Modeling of uniaxial and biaxial ratcheting behavior of 1026 Carbon steel using the simplified Viscoplasticity Theory Based on Overstress (VBO)

Abstract

Hassan and Kyriakides [1], Hassan et al. [2], and Corona et al. [3] performed uniaxial and biaxial ratcheting experiments on heat-treated 1026 Carbon steel. The loading histories performed with uniaxial and tubular specimens were selected to simulate those encountered in nuclear reactor vessels. The stress-strain diagram of 1026 Carbon steel was used to determine the material constants in a simplified version of VBO. Small rate dependence was allowed.

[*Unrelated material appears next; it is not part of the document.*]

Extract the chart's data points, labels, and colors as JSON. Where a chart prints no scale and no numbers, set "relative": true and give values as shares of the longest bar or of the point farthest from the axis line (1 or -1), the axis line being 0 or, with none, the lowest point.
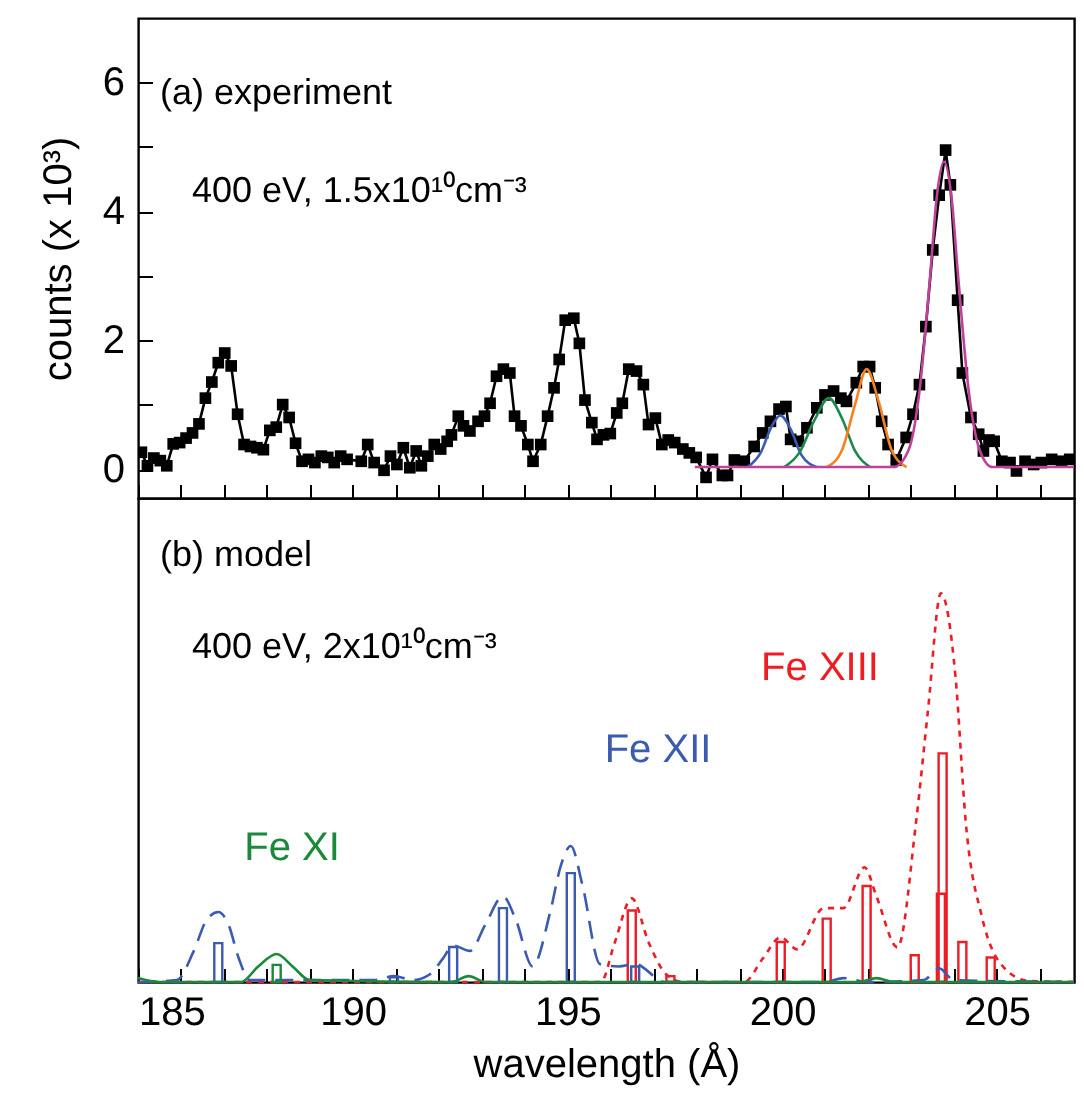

The model represents some nonlinear rate dependence, kinematic hardening and cyclically neutral behavior. The set of material constants determined only from uniaxial tests was used throughout the paper. Numerical experiments included are: (i) uniaxial stress-controlled cycling with various mean stresses, (ii) strain-controlled axial tests with tubular specimens under constant and variable internal pressure, and (iii) examination and variation of certain material constants of the VBO model that can influence ratcheting. Very good agreement with the experiments is found for the uniaxial case. However the ratchet strain accumulation during biaxial cycling is over-predicted by VBO and other constitutive models.